Without any warning, Magnus abruptly stops. Kersti flies forward but the seat belt jerks her back, probably saving her life. Cressida, unbuckled in the front, instinctively throws up her leg to protect herself. There’s a terrible smashing sound, a loud scream—possibly Kersti—and then silence.
Kersti opens her eyes, looks around to assess the damage. See who’s still alive. They haven’t crashed into anything.
“Holy fuck,” Magnus mutters. “Look what you did, Cress.”
That’s when Kersti notices the windshield. The glass is cracked in a spiderweb pattern. It looks like a bullet hole, but it’s Cressida’s boot heel that did it.
“Look what I’ve done?” Cressida says, incredulous. “That would have been my head if I hadn’t put up my leg!”
“Fuck,” he moans. “Fuck. My uncle’s car.”
“Serves you right,” Cressida admonishes.
“Are you okay?” Kersti asks her. Her voice is a tremor, her whole body shaking.
“Yes, thank you for asking. What about you?”

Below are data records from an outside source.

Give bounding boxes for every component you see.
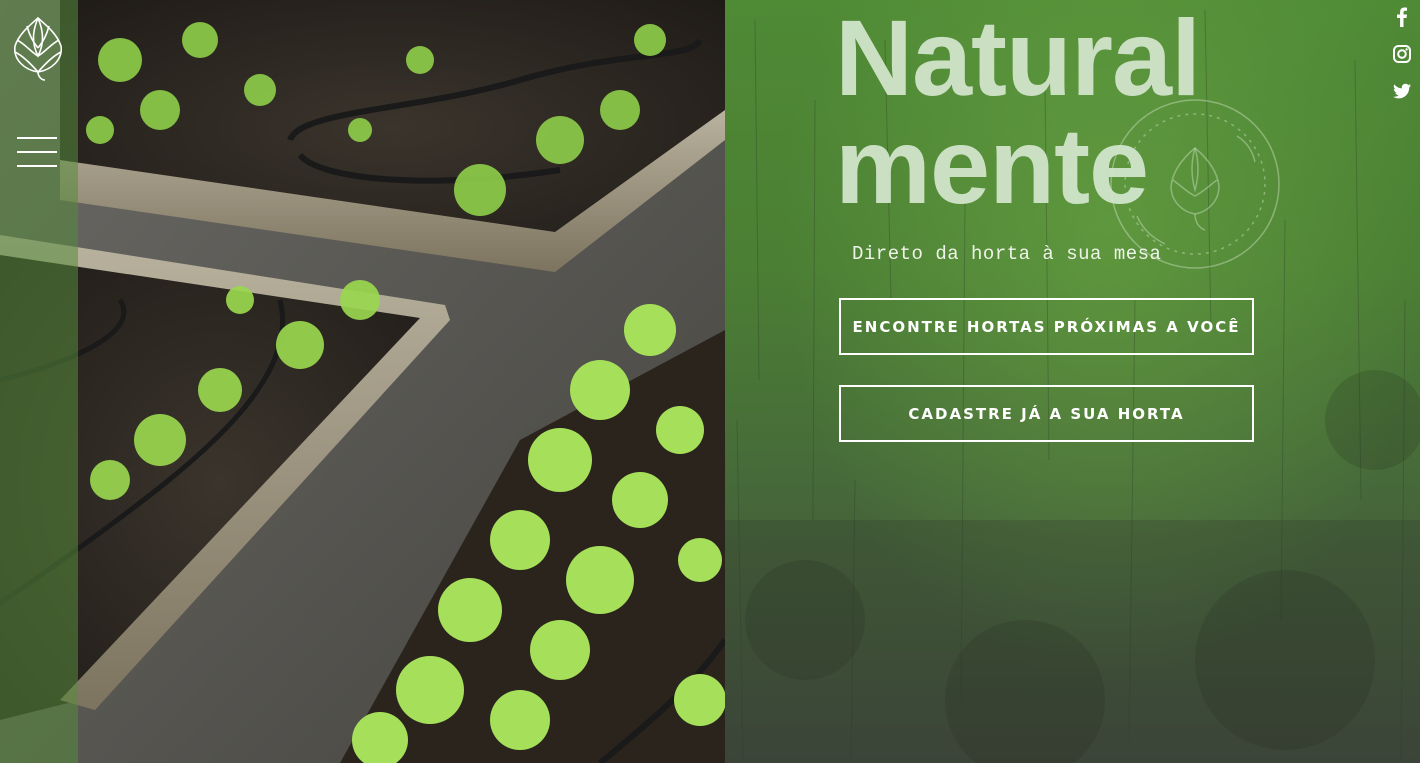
hero-title-line2: mente [835,105,1149,226]
facebook-icon[interactable] [1392,6,1412,28]
hero-title-line1: Natural [835,0,1201,118]
hero-panel: Natural mente Direto da horta à sua mesa… [725,0,1420,763]
hamburger-menu-icon[interactable] [17,134,57,170]
artichoke-logo-icon[interactable] [9,12,67,82]
instagram-icon[interactable] [1392,43,1412,65]
register-garden-button[interactable]: CADASTRE JÁ A SUA HORTA [839,385,1254,442]
social-bar [1392,6,1412,117]
garden-photo-image [0,0,725,763]
find-gardens-button[interactable]: ENCONTRE HORTAS PRÓXIMAS A VOCÊ [839,298,1254,355]
hero-title: Natural mente [835,0,1201,226]
sidebar [0,0,78,763]
hero-subtitle: Direto da horta à sua mesa [852,243,1162,265]
page: Natural mente Direto da horta à sua mesa… [0,0,1420,763]
twitter-icon[interactable] [1392,80,1412,102]
garden-photo [0,0,725,763]
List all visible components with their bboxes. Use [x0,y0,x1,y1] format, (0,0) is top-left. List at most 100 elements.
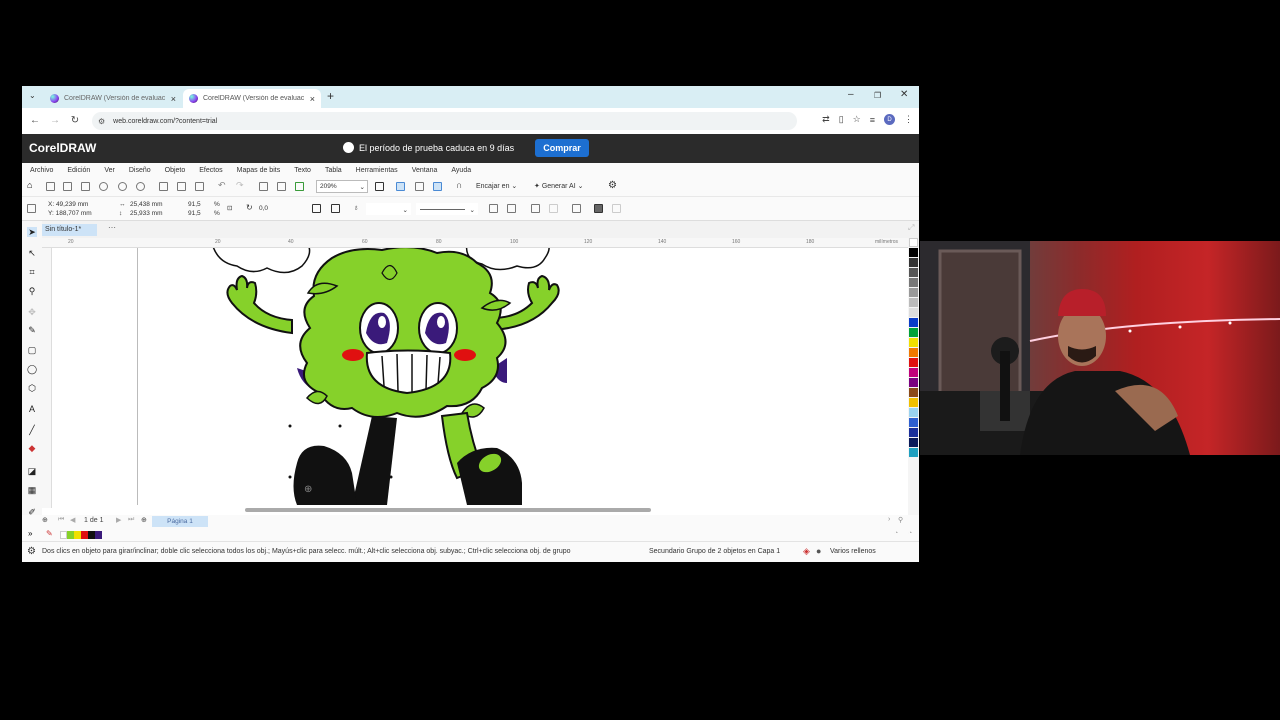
media-icon[interactable]: ≡ [870,115,875,125]
swatch-black[interactable] [88,531,95,539]
swatch-light-gray[interactable] [909,308,918,317]
first-page-icon[interactable]: ⏮ [58,516,64,524]
swatch-white[interactable] [60,531,67,539]
reload-icon[interactable]: ↻ [65,115,85,126]
magnet-icon[interactable]: ∩ [456,180,462,190]
connector-tool-icon[interactable]: ╱ [27,425,37,435]
menu-ayuda[interactable]: Ayuda [451,167,471,174]
height-field[interactable]: 25,933 mm [130,210,163,217]
swatch-purple[interactable] [909,378,918,387]
shape-tool-icon[interactable]: ↖ [27,248,37,258]
swatch-light-blue[interactable] [909,408,918,417]
swatch-magenta[interactable] [909,368,918,377]
cut-icon[interactable] [159,182,168,191]
freehand-tool-icon[interactable]: ✎ [27,325,37,335]
menu-ventana[interactable]: Ventana [412,167,438,174]
options-icon[interactable]: ◔ [894,530,898,537]
scroll-right-icon[interactable]: › [888,516,890,523]
swatch-blue[interactable] [909,418,918,427]
tab-search-icon[interactable]: ⌄ [29,91,36,100]
menu-herramientas[interactable]: Herramientas [356,167,398,174]
drawing-canvas[interactable]: ⊕ [52,248,908,505]
swatch-red[interactable] [81,531,88,539]
zoom-navigator-icon[interactable]: ⚲ [898,516,903,524]
translate-icon[interactable]: ⇄ [822,114,830,125]
rectangle-tool-icon[interactable]: ▢ [27,345,37,355]
swatch-gray[interactable] [909,278,918,287]
menu-efectos[interactable]: Efectos [199,167,222,174]
import-icon[interactable] [259,182,268,191]
page-tab[interactable]: Página 1 [152,516,208,527]
pan-tool-icon[interactable]: ✥ [27,307,37,317]
save-icon[interactable] [81,182,90,191]
interactive-tool-icon[interactable]: ◆ [27,443,37,453]
swatch-light-gray[interactable] [909,298,918,307]
swatch-dark-navy[interactable] [909,438,918,447]
align-icon[interactable] [572,204,581,213]
page-icon[interactable]: ▯ [839,114,844,125]
show-guidelines-icon[interactable] [433,182,442,191]
url-input[interactable]: ⚙ web.coreldraw.com/?content=trial [92,112,797,130]
close-icon[interactable]: × [171,94,176,104]
swatch-gray[interactable] [909,268,918,277]
open-icon[interactable] [63,182,72,191]
rotation-field[interactable]: 0,0 [259,205,268,212]
swatch-teal[interactable] [909,448,918,457]
x-position[interactable]: X: 49,239 mm [48,201,88,208]
lock-ratio-icon[interactable]: ⊡ [227,204,232,212]
close-icon[interactable]: × [310,94,315,104]
cloud-icon[interactable] [99,182,108,191]
add-page-after-icon[interactable]: ⊕ [141,516,147,524]
arrange-icon[interactable] [594,204,603,213]
home-icon[interactable]: ⌂ [27,180,36,190]
document-tab[interactable]: Sin título-1* [42,224,97,236]
site-info-icon[interactable]: ⚙ [98,117,105,126]
group-icon[interactable] [531,204,540,213]
swatch-green[interactable] [67,531,74,539]
swatch-red[interactable] [909,358,918,367]
swatch-black[interactable] [909,248,918,257]
swatch-dark-gray[interactable] [909,258,918,267]
more-menu-icon[interactable]: ⋮ [904,114,913,125]
expand-chevron-icon[interactable]: » [28,529,32,538]
outline-style-select[interactable]: ⌄ [416,203,478,215]
zoom-tool-icon[interactable]: ⚲ [27,286,37,296]
zoom-select[interactable]: 209% ⌄ [316,180,368,193]
mirror-horizontal-icon[interactable] [312,204,321,213]
browser-tab-1[interactable]: CorelDRAW (Versión de evaluac × [44,89,182,108]
add-page-icon[interactable]: ⊕ [42,516,48,524]
prev-page-icon[interactable]: ◀ [70,516,75,524]
print-icon[interactable] [136,182,145,191]
next-page-icon[interactable]: ▶ [116,516,121,524]
copy-icon[interactable] [177,182,186,191]
menu-ver[interactable]: Ver [104,167,115,174]
scale-x-field[interactable]: 91,5 [188,201,201,208]
buy-button[interactable]: Comprar [535,139,589,157]
export-icon[interactable] [277,182,286,191]
effects-icon[interactable] [612,204,621,213]
app-launcher-icon[interactable] [295,182,304,191]
redo-icon[interactable]: ↷ [236,180,244,191]
text-tool-icon[interactable]: A [27,404,37,414]
break-apart-icon[interactable] [507,204,516,213]
expand-icon[interactable]: ⤢ [908,223,914,233]
scale-y-field[interactable]: 91,5 [188,210,201,217]
transparency-tool-icon[interactable]: ◪ [27,466,37,476]
snap-to-dropdown[interactable]: Encajar en ⌄ [476,182,517,190]
close-window-icon[interactable]: ✕ [900,89,908,100]
menu-tabla[interactable]: Tabla [325,167,342,174]
ungroup-icon[interactable] [549,204,558,213]
options-icon[interactable]: ◔ [908,530,912,537]
fill-select[interactable]: ⌄ [366,203,411,215]
menu-edicion[interactable]: Edición [67,167,90,174]
swatch-blue[interactable] [909,318,918,327]
fill-bucket-icon[interactable]: ♁ [353,203,359,212]
swatch-gray[interactable] [909,288,918,297]
show-grid-icon[interactable] [415,182,424,191]
y-position[interactable]: Y: 188,707 mm [48,210,92,217]
swatch-green[interactable] [909,328,918,337]
swatch-brown[interactable] [909,388,918,397]
show-rulers-icon[interactable] [396,182,405,191]
new-tab-icon[interactable]: + [327,89,334,103]
menu-archivo[interactable]: Archivo [30,167,53,174]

“I’m okay,” Kersti responds, too shaken to move.
“You should go, Kerst,” Cressida says. “Or you’ll get in trouble. It’s almost curfew.”
Kersti leaves them sitting in Magnus’s car, battered and fighting, with their shared death wish and extraordinary sense of entitlement. When she gets back to school, Mme. Hamidou knocks on her door.
“Where’s Cressida?” she asks. “It’s past curfew.” She has her usual nighttime smell of toothpaste and cigarettes. She’s wearing a green velour robe with running shoes.
“She was in a car accident,” Kersti says.
“A car accident? With her parents? Why hasn’t anyone called the school?”
“Not with her parents.”
“With who? Is she all right?” The panic on Hamidou’s face is as genuine as if Cressida were her own daughter. She more or less is.